North Korea linked the test to its technical prowess in launching a long-range rocket in December, a move that triggered the U.N. sanctions, backed by China, that Pyongyang said prompted it to take Tuesday's action.
The North's ultimate aim, Washington believes, is to design an intercontinental ballistic missile capable of carrying a nuclear warhead that could hit the United States. North Korea says the programme is aimed at putting satellites in space.
Despite its three nuclear tests and long-range rocket tests, North Korea is not believed to be close to manufacturing a nuclear missile capable of hitting the United States.
It used plutonium in previous nuclear tests and before Tuesday there had been speculation that it would use highly enriched uranium so as to conserve its plutonium stocks, as testing eats into its limited supply of materials to construct a nuclear bomb.
Vicious Cycle
When Kim Jong-un, who is 30, took power after his father's death in December 2011, there were hopes that he would bring reforms and end Kim Jong-il's "military first" policies.
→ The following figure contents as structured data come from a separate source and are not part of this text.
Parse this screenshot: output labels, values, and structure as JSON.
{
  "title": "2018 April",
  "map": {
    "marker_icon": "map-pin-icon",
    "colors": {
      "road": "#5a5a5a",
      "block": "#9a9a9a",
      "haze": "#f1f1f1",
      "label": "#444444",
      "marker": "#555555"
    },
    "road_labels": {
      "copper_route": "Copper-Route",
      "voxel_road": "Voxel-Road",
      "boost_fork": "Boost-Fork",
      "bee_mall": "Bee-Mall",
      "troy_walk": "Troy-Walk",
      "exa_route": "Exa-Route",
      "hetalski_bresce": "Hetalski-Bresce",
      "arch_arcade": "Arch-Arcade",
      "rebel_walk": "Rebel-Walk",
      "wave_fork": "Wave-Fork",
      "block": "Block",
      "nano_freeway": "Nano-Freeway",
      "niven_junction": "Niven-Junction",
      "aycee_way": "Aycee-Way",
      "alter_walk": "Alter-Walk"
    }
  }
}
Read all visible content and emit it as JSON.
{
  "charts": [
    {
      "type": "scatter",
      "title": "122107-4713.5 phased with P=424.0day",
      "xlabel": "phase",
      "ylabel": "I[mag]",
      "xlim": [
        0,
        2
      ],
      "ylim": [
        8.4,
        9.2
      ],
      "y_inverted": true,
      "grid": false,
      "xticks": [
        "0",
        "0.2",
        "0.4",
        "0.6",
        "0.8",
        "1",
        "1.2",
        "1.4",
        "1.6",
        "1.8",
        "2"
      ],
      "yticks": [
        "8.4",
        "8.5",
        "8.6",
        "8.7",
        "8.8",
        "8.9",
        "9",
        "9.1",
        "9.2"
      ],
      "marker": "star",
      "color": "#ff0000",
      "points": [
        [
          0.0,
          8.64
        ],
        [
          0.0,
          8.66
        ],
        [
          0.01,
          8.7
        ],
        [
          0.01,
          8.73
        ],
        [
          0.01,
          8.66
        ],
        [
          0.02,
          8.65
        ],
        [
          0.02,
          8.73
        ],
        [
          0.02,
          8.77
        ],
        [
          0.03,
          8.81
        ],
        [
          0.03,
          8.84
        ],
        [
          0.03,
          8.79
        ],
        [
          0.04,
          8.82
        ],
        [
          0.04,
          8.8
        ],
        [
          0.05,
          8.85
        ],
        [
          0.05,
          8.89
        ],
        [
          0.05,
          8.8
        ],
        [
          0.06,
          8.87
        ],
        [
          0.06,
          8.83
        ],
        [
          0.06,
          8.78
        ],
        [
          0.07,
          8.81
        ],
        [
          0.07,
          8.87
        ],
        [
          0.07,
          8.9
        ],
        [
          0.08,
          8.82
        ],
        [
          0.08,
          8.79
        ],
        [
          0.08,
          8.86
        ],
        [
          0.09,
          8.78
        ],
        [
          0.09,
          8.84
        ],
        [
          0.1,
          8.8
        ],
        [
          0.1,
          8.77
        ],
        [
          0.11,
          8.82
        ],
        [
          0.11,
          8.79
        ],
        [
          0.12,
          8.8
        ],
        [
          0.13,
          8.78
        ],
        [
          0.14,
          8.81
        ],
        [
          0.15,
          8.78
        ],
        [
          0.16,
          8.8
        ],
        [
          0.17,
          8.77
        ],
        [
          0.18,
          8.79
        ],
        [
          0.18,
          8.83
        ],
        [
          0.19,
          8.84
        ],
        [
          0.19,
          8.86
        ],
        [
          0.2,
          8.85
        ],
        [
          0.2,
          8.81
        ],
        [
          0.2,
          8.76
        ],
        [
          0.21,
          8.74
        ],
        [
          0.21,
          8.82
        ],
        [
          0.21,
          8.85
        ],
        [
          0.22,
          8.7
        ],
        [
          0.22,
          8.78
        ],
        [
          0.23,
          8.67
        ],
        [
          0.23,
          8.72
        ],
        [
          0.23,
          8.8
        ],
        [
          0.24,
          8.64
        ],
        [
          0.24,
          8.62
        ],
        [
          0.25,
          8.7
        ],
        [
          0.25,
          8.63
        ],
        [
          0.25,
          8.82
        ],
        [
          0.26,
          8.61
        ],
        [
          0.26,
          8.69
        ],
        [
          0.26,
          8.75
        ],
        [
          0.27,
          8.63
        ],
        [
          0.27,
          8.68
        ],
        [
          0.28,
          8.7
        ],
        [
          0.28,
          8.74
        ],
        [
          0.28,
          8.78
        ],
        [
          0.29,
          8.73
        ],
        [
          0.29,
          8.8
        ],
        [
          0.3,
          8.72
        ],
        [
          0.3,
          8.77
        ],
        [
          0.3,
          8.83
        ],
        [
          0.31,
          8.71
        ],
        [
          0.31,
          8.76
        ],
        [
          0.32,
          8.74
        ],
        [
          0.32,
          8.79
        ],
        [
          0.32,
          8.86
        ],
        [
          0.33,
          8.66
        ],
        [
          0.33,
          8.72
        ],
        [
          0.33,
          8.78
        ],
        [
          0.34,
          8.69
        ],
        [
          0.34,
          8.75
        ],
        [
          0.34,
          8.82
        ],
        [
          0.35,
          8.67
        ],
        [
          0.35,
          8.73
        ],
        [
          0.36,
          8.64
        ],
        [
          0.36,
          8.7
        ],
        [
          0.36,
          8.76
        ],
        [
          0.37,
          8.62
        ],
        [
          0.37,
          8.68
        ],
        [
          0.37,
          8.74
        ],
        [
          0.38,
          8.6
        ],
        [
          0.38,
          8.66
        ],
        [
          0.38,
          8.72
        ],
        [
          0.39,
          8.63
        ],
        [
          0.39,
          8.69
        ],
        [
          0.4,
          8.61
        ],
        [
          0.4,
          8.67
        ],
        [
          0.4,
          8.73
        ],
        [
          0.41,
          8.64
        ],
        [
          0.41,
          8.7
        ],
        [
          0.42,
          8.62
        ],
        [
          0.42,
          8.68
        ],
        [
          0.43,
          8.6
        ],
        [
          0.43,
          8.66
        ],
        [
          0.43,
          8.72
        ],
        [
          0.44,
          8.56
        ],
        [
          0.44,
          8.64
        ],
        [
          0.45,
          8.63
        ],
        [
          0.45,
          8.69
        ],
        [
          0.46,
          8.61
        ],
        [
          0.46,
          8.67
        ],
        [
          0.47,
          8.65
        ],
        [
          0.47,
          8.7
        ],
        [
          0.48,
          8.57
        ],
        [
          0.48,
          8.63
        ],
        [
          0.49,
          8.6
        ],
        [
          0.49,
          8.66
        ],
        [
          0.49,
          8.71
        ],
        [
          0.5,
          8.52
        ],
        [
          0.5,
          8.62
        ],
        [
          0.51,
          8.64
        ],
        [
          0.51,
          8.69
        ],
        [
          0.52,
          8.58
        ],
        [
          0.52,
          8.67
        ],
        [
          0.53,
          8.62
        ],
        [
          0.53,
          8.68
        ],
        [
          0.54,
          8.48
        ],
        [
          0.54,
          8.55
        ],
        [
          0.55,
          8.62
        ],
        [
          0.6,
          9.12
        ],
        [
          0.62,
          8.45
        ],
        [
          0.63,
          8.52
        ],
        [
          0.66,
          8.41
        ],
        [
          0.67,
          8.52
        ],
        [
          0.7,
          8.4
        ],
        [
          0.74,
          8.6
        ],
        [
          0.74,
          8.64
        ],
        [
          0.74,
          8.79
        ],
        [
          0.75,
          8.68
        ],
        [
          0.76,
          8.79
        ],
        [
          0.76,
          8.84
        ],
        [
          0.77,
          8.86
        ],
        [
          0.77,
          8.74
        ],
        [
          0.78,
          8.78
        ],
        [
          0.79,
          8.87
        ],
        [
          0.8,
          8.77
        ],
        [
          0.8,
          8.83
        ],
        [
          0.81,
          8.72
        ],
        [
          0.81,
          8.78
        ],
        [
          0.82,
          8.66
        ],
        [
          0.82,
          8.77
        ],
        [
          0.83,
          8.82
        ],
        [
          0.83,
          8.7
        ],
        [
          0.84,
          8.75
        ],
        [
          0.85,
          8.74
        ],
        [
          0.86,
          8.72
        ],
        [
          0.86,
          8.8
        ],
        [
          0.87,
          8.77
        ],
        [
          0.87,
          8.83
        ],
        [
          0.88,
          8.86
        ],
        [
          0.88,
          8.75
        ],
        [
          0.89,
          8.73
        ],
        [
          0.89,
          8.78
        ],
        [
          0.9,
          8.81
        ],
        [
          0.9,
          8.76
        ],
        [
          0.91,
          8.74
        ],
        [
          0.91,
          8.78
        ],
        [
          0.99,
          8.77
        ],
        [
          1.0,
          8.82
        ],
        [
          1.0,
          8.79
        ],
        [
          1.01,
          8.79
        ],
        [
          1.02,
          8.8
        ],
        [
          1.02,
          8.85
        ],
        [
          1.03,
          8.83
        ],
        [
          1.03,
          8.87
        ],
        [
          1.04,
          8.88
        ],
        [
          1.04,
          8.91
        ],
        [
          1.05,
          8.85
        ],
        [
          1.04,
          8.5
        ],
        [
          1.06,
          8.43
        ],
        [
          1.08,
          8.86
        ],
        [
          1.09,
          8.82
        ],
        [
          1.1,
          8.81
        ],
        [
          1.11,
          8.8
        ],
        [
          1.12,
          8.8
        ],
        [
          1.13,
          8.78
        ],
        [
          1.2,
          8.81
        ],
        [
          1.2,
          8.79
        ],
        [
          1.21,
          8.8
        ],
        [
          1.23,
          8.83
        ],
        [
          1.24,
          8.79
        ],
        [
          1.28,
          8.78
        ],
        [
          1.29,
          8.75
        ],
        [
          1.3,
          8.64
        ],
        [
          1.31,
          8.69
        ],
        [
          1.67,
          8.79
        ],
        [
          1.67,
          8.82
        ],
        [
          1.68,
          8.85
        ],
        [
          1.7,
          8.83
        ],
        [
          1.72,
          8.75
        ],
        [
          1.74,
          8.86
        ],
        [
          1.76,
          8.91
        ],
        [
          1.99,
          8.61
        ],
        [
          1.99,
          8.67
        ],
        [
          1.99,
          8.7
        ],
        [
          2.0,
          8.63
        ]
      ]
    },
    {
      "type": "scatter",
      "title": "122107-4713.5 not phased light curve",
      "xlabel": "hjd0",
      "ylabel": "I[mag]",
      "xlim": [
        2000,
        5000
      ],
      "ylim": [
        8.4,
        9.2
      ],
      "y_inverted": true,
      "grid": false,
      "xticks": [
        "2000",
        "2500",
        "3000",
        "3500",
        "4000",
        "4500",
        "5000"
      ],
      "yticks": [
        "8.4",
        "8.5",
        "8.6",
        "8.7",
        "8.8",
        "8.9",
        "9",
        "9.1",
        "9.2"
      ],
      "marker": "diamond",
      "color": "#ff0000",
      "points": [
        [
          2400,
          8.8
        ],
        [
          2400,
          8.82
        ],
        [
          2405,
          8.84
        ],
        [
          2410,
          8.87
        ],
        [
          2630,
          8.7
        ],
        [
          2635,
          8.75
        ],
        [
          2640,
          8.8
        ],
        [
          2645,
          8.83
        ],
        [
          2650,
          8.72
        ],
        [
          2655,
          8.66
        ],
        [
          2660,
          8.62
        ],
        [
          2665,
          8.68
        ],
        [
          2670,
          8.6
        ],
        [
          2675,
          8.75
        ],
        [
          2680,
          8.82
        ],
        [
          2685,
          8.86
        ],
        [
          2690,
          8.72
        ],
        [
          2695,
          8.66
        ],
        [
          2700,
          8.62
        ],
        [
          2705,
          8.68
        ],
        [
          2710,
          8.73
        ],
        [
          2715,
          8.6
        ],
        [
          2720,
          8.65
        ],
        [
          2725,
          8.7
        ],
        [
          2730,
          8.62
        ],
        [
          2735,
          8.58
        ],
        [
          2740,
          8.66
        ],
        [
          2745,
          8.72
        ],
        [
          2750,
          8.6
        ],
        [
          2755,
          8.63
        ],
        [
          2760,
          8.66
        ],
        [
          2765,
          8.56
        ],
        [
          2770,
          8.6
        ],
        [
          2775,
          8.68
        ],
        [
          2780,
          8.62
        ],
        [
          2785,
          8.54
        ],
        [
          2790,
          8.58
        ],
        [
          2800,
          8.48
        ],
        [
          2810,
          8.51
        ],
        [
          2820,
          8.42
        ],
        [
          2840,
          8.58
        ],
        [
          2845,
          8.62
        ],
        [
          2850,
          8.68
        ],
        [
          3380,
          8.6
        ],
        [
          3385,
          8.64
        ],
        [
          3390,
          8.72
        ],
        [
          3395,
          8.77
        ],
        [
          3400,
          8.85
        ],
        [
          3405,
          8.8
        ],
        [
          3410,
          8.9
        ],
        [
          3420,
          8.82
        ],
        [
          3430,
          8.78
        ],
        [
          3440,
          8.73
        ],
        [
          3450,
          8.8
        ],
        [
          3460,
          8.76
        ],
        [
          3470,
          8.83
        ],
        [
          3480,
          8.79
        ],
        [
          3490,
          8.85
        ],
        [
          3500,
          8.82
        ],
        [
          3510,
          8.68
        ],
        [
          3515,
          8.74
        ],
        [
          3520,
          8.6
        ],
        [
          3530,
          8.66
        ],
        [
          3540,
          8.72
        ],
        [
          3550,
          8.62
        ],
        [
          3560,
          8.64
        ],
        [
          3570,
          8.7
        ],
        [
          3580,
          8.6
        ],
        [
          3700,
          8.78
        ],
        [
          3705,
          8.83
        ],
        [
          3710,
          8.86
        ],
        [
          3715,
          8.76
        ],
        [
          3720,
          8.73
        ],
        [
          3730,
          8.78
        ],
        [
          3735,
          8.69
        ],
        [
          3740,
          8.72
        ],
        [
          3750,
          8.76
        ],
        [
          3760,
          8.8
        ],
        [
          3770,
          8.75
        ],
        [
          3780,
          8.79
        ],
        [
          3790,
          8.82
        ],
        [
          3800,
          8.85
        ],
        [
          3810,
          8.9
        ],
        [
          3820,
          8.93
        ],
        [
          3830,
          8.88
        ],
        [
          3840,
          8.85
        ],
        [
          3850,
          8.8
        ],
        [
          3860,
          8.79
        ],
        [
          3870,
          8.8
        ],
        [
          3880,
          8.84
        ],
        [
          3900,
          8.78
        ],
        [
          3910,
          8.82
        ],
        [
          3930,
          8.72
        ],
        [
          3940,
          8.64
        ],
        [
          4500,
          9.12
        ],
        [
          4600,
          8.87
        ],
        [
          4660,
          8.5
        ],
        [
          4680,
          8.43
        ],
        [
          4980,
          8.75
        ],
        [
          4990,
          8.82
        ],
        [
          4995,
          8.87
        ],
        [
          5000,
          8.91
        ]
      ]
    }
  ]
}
Instead, North Korea, whose economy is smaller than it was 20 years ago and where a third of children are believed to be malnourished, appears to be trapped in a cycle of sanctions followed by further provocations.
"The more North Korea shoots missiles, launches satellites or conducts nuclear tests, the more the U.N. Security Council will impose new and more severe sanctions," said Shen Dingli, a professor at Shanghai's Fudan University. "It is an endless, vicious cycle."
Options for the international community appear to be in short supply. Diplomats at the United Nations said negotiations on new sanctions could take weeks since China is likely to resist tough new measures for fear they could lead to further retaliation by the North Korean leadership.
Beijing has also been concerned that tougher sanctions could further weaken North Korea's economy and prompt a flood of refugees into China. Tuesday's action appeared to have been timed for the run-up to Feb. 16 anniversary celebrations of Kim Jong-il's birthday, as well as to achieve maximum international attention.
Significantly, the test comes at a time of political transition in China, Japan and South Korea, and as Obama begins his second term. The U.S. president will likely have to tweak his State of the Union address due to be given on Tuesday.
Japanese Prime Minister Shinzo Abe is bedding down a new government and South Korea's new president, Park Geun-hye, is preparing to take office on Feb. 25.
China too is in the midst of a once-in-a-decade leadership transition to Xi Jinping, who takes office in March. Both Abe and Xi are staunch nationalists. The longer-term game plan from Pyongyang may be to restart international talks aimed at winning food and financial aid. China urged it to return to the stalled "six-party" talks on its nuclear programme, hosted by China and including the two Koreas, the United States, Japan and Russia.
Its puny economy and small diplomatic reach mean that North Korea struggles to win attention on the global stage - other than through nuclear tests and attacks on South Korea, the last of which was made in 2010.
"Now the next step for North Korea will be to offer talks... - any form to start up discussion again to bring things to their advantage," predicted Jeung Young-tae, senior research fellow at the Korea Institute for National Unification in Seoul.